The videos contained interviews with Planned Parenthood and other abortion industry officials in which they negotiated over the price of the body parts of aborted infants, one famously suggesting higher pay because, “I want a Lamborghini.”
The U.S. House Select Investigative Panel on Infant Lives also previously recommended a contractor, StemExpress, an organ procurement company, be cited with contempt for refusing congressional requests for information about the scandal.
It was in a letter from Sen. Charles Grassley, R-Iowa, the chairman of the Senate Committee on the Judiciary, to Attorney General Loretta Lynch and FBI Director James Comey, posted online by Operation Rescue, that details were provided.
“In the summer of 2015, the Senate Judiciary Committee began an inquiry into paid fetal tissue transfers involving Planned Parenthood. The committee has since obtained and reviewed more than 20,000 pages of information from the organizations involved, and engaged in detail discussions with the attorneys for those organizations,” Grassley wrote.
“The report documents the failure of the Department of Justice, across multiple administrations, to enforce the law that bans the buying or selling of human fetal tissue … with even a single prosecution,” the letter said, referring to a 547-page report by the Senate committee.
“It also documents substantial evidence suggesting that the specific entities involved in the recent controversy, and/or individuals employed by those entities, may have violated that law. Moreover, that evidence is contained in those entities’ own records, which were voluntarily provided to the committee and are detailed in the report.

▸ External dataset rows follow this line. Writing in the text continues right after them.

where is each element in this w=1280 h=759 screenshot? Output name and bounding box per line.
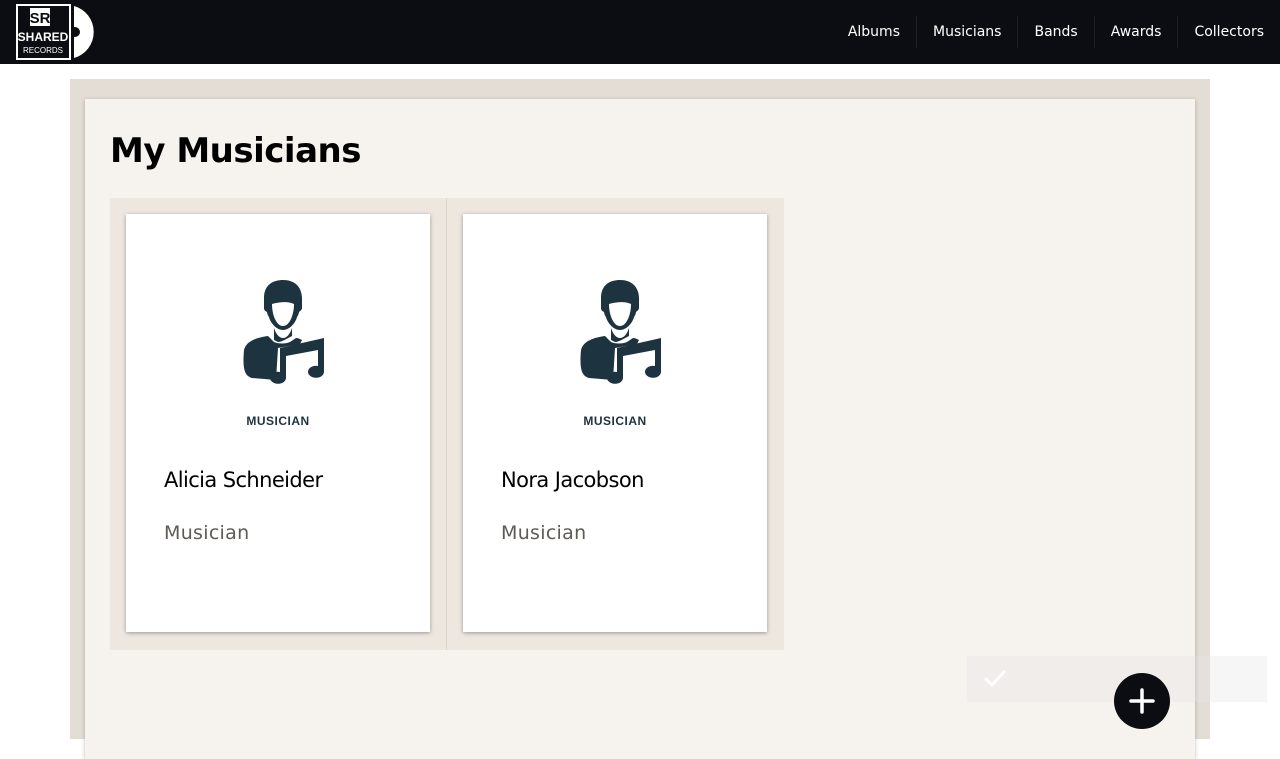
nav-bands[interactable]: Bands (1017, 16, 1093, 48)
card-role: Musician (164, 522, 250, 544)
page-title: My Musicians (110, 131, 361, 171)
shared-records-logo[interactable]: SR SHARED RECORDS (16, 4, 100, 60)
musician-grid: MUSICIAN Alicia Schneider Musician MUSIC… (110, 198, 784, 650)
nav-musicians[interactable]: Musicians (916, 16, 1017, 48)
top-navbar: SR SHARED RECORDS Albums Musicians Bands… (0, 0, 1280, 64)
grid-divider (446, 198, 447, 650)
nav-collectors[interactable]: Collectors (1177, 16, 1280, 48)
logo-word-shared: SHARED (18, 30, 69, 44)
logo-word-records: RECORDS (23, 46, 63, 55)
musician-icon (580, 280, 661, 384)
musician-icon (243, 280, 324, 384)
musician-card[interactable]: MUSICIAN Alicia Schneider Musician (126, 214, 430, 632)
nav-albums[interactable]: Albums (832, 16, 916, 48)
card-role: Musician (501, 522, 587, 544)
musician-card[interactable]: MUSICIAN Nora Jacobson Musician (463, 214, 767, 632)
logo-initials: SR (30, 10, 51, 27)
card-tag: MUSICIAN (583, 414, 647, 428)
card-name[interactable]: Nora Jacobson (501, 468, 644, 492)
add-musician-button[interactable] (1114, 673, 1170, 729)
card-name[interactable]: Alicia Schneider (164, 468, 323, 492)
nav-awards[interactable]: Awards (1093, 16, 1178, 48)
main-nav: Albums Musicians Bands Awards Collectors (832, 0, 1280, 64)
plus-icon (1129, 688, 1155, 714)
card-tag: MUSICIAN (246, 414, 310, 428)
page-container: My Musicians MUSICIAN Alicia Schneider M… (70, 79, 1210, 759)
check-icon (984, 670, 1006, 687)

“I am referring the paid fetal tissue practices of the following organizations … to the FBI and the Department of Justice for investigation and potential prosecution,” the letter said.

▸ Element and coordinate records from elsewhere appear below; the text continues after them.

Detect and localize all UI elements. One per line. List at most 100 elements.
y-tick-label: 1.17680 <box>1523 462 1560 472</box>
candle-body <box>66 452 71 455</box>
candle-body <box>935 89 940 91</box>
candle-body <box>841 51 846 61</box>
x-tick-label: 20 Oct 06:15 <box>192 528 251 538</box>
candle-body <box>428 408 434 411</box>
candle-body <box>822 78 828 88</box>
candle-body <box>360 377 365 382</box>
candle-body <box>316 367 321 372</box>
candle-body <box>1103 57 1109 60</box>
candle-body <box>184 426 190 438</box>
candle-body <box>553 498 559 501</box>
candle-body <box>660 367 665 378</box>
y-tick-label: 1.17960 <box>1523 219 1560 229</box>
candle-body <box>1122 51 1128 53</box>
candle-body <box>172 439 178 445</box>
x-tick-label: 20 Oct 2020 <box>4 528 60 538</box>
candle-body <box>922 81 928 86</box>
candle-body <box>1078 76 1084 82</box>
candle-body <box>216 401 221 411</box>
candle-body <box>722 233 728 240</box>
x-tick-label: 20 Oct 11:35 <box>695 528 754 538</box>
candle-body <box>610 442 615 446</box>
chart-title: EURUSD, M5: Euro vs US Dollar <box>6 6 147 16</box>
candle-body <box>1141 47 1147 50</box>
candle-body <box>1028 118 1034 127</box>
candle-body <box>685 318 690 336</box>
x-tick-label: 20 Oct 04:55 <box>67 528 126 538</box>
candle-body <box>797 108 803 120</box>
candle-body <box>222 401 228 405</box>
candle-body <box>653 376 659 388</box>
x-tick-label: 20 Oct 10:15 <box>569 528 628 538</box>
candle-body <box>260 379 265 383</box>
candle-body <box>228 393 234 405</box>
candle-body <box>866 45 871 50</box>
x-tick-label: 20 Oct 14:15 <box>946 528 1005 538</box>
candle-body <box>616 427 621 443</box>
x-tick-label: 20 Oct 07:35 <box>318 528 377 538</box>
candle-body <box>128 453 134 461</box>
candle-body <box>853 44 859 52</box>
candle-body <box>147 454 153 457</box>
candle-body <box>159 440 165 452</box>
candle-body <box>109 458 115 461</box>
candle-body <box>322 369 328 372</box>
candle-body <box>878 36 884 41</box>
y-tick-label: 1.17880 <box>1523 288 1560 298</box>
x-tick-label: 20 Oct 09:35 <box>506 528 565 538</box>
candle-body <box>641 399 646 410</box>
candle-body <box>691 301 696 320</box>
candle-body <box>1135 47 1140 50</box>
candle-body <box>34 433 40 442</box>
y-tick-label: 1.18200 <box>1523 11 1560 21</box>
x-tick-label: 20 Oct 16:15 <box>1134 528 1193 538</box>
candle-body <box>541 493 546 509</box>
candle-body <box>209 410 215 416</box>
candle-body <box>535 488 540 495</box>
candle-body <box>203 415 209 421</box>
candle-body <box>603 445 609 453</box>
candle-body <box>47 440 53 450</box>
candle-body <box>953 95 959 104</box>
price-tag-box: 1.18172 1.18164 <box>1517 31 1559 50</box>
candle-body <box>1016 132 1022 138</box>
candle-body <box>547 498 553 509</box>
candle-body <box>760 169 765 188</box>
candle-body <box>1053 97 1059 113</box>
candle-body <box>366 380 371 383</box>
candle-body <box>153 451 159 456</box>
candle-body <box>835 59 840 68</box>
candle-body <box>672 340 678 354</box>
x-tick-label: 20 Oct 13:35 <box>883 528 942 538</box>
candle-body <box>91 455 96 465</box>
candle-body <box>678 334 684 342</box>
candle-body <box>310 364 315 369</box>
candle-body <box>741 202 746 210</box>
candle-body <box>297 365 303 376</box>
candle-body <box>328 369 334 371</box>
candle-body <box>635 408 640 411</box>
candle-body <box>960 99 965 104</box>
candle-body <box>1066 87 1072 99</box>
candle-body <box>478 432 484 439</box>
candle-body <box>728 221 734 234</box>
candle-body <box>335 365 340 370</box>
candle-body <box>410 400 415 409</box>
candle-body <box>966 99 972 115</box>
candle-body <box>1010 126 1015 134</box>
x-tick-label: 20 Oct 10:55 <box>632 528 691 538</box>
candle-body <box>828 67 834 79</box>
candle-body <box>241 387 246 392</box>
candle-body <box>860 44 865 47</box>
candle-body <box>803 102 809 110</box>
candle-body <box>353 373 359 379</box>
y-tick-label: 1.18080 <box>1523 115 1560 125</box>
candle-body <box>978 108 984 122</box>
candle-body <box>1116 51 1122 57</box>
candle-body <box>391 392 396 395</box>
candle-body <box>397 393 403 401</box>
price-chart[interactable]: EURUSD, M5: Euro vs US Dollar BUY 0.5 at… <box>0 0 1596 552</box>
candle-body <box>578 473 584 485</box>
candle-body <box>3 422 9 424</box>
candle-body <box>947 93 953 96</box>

In addition to the multiple divisions of Planned Parenthood, also listed were StemExpress, Advanced Bioscience Resources and Novogenix Laboratories.
“In addition … it appears that the Planned Parenthood Federation of America learned that its affiliates engaging in paid fetal tissue programs were not following the policies and procedures it had put in place to ensure compliance … However, instead of exercising its oversight procedures to bring them into compliance, it contacted the affiliates involved and then altered those oversight procedures in a manner that allowed the affiliates’ conduct to continue,” Grassley said.
Daleiden and Operation Rescue’s president, Troy Newman, a founding CMP board member, continue to fight a federal lawsuit from Planned Parenthood and the National Abortion Federation, who are trying to prevent the release of additional information.
“These criminal referrals of Planned Parenthood and their partners in the organ procurement business are the result of independent investigations that corroborate the information gathered by the CMP investigators. With a new administration about to take office in Washington, D.C., my hope for successful prosecutions of these crimes are higher than ever,” Newman said.
He noted the half-a-billion dollars Planned Parenthood takes from U.S. taxpayers each year.
When the House panel voted on a contempt citation for StemExpress, Democrats on the committee walked out.
“Let me have the record reflect the Democrats are refusing to participate in this illegitimate and unsanctioned effort to seek criminal contempt (charges),” said Rep. Jan Schakowsky, D-Ill.
“We refuse to sanction or endorse this exercise by continuing to participate,” she said then.
The stunt, however, had no impact on the outcome. The committee continued with its vote, approving a report recommending StemExpress and CEO Cate Dyer be held in contempt of Congress.
They have failed to comply with “lawfully issued subpoenas,” the committee determined.